Markets weekahead: Infosys results, IIP data to determine trend

October 8, 2011

(The views expressed in this column are the author’s own and do not represent those of Reuters)

The Nifty regained the 4,900 mark after plunging to approximately 4,750 levels during the week, as Indian indices played catch-up with a rally in global indices later in the week on hopes that Europe will recapitalise its banks to tame the euro zone debt crisis.

The key highlight of the week was the ratings downgrade of top Indian bank State Bank of India (SBI) by Moody’s to D+ from C- on account of low tier 1 ratio of 7.6 pct as against the required ratio of 8 pct and deteriorating asset quality. The SBI has been trying to raise 200 billion rupees through its rights issue which the government has been delaying for some time now. Moody’s report may expedite the same. The valuation of the bank has reached attractive levels and the risk-reward ratio is favourable in our view.

Coming to cues for the coming week, we have the government unveiling a much-awaited new telecom policy, which is expected to include rules on pricing of second-generation radio airwaves and mergers and acquisitions in the sector. This is expected to keep telecom companies in focus. The new telecom policy is being prepared at a time when there is confusion in the industry over issues on licensing, spectrum allocation, tariffs and pricing. We saw a correction in the telecom sector on Friday as reports suggest the new telecom policy may reduce margins on roaming for telecom players. Also last week, most players were hauled up for misrepresenting/misreporting revenues.
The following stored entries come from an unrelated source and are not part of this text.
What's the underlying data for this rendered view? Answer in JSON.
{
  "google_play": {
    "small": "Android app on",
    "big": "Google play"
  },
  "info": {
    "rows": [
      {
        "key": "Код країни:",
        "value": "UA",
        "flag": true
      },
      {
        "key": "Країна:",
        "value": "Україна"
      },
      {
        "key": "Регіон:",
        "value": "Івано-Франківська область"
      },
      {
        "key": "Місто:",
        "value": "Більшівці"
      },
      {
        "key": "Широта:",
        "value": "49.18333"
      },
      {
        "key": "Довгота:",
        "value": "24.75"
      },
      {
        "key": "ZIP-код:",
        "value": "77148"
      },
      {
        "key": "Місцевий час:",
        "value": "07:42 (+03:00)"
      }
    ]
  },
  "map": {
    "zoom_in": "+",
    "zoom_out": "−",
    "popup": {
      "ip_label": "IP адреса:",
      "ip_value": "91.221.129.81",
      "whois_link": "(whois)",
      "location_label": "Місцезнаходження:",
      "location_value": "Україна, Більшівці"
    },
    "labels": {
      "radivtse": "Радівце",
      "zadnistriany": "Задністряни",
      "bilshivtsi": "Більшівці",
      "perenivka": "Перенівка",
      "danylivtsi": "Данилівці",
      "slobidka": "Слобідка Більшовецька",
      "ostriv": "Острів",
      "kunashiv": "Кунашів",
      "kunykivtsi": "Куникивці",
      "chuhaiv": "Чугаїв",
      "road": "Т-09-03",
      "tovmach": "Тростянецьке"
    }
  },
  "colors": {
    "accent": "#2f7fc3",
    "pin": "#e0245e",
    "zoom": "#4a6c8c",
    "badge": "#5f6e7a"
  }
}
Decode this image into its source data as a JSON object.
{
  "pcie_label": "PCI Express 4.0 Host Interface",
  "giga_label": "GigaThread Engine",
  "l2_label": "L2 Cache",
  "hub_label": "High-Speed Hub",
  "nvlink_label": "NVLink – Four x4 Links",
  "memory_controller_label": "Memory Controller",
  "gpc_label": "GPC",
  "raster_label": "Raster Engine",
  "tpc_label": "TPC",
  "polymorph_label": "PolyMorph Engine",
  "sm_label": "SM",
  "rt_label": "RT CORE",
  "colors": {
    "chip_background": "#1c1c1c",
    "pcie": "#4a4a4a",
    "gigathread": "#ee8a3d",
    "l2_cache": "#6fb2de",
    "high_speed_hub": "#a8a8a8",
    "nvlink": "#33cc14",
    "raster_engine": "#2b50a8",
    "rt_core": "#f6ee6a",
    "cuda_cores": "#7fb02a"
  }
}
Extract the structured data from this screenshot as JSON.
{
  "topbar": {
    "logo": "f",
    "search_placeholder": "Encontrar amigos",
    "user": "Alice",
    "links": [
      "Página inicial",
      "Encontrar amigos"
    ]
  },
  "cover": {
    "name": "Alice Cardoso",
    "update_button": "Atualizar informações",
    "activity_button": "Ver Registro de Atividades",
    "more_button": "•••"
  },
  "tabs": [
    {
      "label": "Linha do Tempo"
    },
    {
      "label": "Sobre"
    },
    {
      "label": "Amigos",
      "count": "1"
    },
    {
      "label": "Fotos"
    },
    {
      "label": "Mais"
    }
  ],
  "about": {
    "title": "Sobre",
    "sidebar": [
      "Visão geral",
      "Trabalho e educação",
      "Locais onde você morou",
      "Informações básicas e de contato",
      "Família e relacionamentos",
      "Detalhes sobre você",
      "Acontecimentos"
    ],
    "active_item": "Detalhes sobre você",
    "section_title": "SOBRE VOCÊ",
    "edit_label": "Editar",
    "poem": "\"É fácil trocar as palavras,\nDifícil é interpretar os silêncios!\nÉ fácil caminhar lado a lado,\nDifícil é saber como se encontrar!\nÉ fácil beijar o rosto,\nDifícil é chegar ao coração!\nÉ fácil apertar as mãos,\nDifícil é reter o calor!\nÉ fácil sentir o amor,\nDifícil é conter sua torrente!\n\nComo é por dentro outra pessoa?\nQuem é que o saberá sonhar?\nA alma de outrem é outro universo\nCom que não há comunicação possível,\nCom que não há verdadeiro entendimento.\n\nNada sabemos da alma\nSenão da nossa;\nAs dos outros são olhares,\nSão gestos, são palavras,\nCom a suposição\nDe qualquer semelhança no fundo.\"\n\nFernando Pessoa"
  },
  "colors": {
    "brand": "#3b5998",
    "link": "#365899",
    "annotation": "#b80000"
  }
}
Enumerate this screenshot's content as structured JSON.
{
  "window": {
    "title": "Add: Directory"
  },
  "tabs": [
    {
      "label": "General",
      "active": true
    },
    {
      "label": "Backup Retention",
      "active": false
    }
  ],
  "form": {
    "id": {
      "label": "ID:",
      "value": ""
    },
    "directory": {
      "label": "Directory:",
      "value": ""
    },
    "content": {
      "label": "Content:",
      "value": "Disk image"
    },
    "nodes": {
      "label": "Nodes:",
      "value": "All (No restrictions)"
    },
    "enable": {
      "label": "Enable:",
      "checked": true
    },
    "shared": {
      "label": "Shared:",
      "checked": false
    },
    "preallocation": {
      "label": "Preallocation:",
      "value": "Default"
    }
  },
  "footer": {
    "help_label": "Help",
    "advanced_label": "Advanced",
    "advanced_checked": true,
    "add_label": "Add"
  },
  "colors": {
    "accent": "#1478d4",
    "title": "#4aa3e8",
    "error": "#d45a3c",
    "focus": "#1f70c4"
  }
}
In terms of economic data, industrial production (IIP) for August is due on Wednesday and wholesale price index (WPI) for September on Friday.

There are expectations that IIP might have grown between 5-5.5 pct y-o-y in August as against 3.3 pct y-o-y growth in July. WPI data for September is importance as it will indicate the Reserve Bank of India’s (RBI) likely monetary policy stance at the half-yearly review on October 25. The RBI has raised its key lending rate 12 times since March 2010 as it tries to bring down stubbornly high inflation. Policymakers expect inflation to start easing from November due to base effect kicking in, if not due to measures taken by RBI or good monsoons. Majority of market participants expect the RBI to hike rates one last time in its current tightening cycle in October.

The coming week will also mark the onset of Q2 FY12 earnings season with Infosys declaring its numbers on October 12. There are expectations the company may cut its FY12 dollar revenue growth guidance on weakening global demand. However, Infosys is expected to raise its earnings and revenue guidance in rupee terms following a steep decline in rupee against the dollar recently. Weaker rupee is expected to boost margins of most players in the second half.

Investors will also keep a tab on the hiring plans of IT companies as it provides a sense of the demand environment. Watch out for management commentary regarding the demand environment.

As elaborated in earlier columns, markets have reached attractive levels with benchmark indices P/E trading at 13x FY12E earnings and currently below 10-year average P/E band. The trading band for Nifty still remains 4750/4800 to 5200/5250, but considering the current scenario, the bias is more toward the upside. The only weak link in the India story seems to be political imbroglio and the policy making limbo and one needs to watch out whether that could permanently derail our economy.